Tanto Irene Miranda como Cali — alcunha de Catarina Guimarães — passaram metade da vida a fazer isto: têm 20 anos. Uma década depois, explicam os bons resultados que agora se vêem: “É um conjunto de muito treino, empenho, dedicação e força de vontade.” E "de persistência porque há truques que demoram a aprender”, acrescenta Paulo Lima, de 19, a treinar há nove. O jovem atleta detém o recorde da Europa de maior número de saltos dados em 30 segundos: foram 206 pulos. Para além disso, lidera também a tabela da mesma prova de velocidade, mas durante três minutos — 486 saltos. É consistente nas diversas categorias apresentadas no treino que o P3 visitou. “Só faltou [praticar] a minha coreografia, que é ao som da ***Flawless, da Beyoncé”, conta. Explica ainda como funciona: “Temos de seguir a batida ou alguma variação da canção.” A cada flawless cantado, bate com a mão na coxa para marcar o ritmo. Percebido.

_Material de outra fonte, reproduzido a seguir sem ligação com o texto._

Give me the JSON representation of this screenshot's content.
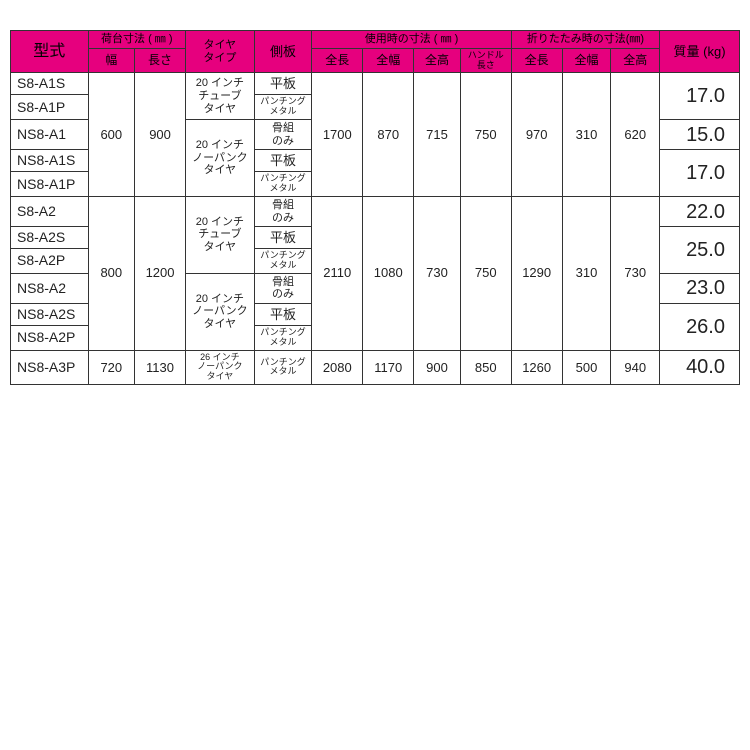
{
  "header": {
    "model": "型式",
    "cargo": "荷台寸法 ( ㎜ )",
    "cargo_w": "幅",
    "cargo_l": "長さ",
    "tire": "タイヤ\nタイプ",
    "side": "側板",
    "use": "使用時の寸法 ( ㎜ )",
    "use_l": "全長",
    "use_w": "全幅",
    "use_h": "全高",
    "use_handle": "ハンドル\n長さ",
    "fold": "折りたたみ時の寸法(㎜)",
    "fold_l": "全長",
    "fold_w": "全幅",
    "fold_h": "全高",
    "mass": "質量 (kg)"
  },
  "tire": {
    "tube20": "20 インチ\nチューブ\nタイヤ",
    "nopunk20": "20 インチ\nノーパンク\nタイヤ",
    "nopunk26": "26 インチ\nノーパンク\nタイヤ"
  },
  "side": {
    "flat": "平板",
    "punch": "パンチング\nメタル",
    "frame": "骨組\nのみ"
  },
  "g1": {
    "models": [
      "S8-A1S",
      "S8-A1P",
      "NS8-A1",
      "NS8-A1S",
      "NS8-A1P"
    ],
    "cargo_w": "600",
    "cargo_l": "900",
    "use_l": "1700",
    "use_w": "870",
    "use_h": "715",
    "use_handle": "750",
    "fold_l": "970",
    "fold_w": "310",
    "fold_h": "620",
    "mass": [
      "17.0",
      "15.0",
      "17.0"
    ]
  },
  "g2": {
    "models": [
      "S8-A2",
      "S8-A2S",
      "S8-A2P",
      "NS8-A2",
      "NS8-A2S",
      "NS8-A2P"
    ],
    "cargo_w": "800",
    "cargo_l": "1200",
    "use_l": "2110",
    "use_w": "1080",
    "use_h": "730",
    "use_handle": "750",
    "fold_l": "1290",
    "fold_w": "310",
    "fold_h": "730",
    "mass": [
      "22.0",
      "25.0",
      "23.0",
      "26.0"
    ]
  },
  "g3": {
    "model": "NS8-A3P",
    "cargo_w": "720",
    "cargo_l": "1130",
    "use_l": "2080",
    "use_w": "1170",
    "use_h": "900",
    "use_handle": "850",
    "fold_l": "1260",
    "fold_w": "500",
    "fold_h": "940",
    "mass": "40.0"
  },
  "colors": {
    "header_bg": "#e6007e",
    "border": "#333333",
    "text": "#222222",
    "bg": "#ffffff"
  }
}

Rope skipping é saltar sem fronteiras
O resto da equipa também é de elite, não tivessem os Molinhas saltado para o campeonato mundial deste ano, na Flórida, EUA, para de lá trazerem dezenas de prémios. Para além das 42 medalhas nas pré-eliminatórias e das dez taças nas grandes finais, sagraram-se campeões mundiais de “equipa em corda individual” — um feito alcançado por Paulo, David Silva, Fernando Ferreira, João Vieira e João Rodrigues. O primeiro João, que tem 17 anos, prefere ser conhecido por Xavi para o distinguirmos do outro, o Rodrigues, de 18. A “química” que apontam ser fundamental para o sucesso foi construída a partir de 2010, ano em que entraram nos Molinhas. A mais nova é Anita Lopes, com 15 anos, que começou muito cedo, aos oito, “num clube de Braga”. Chegou às Taipas este ano. Todos fazem parte do último escalão da modalidade, os masters, que inclui atletas dos 14 anos para cima. Também há os minis, os benjamins e os infantis, com crianças dos cinco aos dez. E antes da última etapa temos os youth, pré-adolescentes dos 11 aos 13.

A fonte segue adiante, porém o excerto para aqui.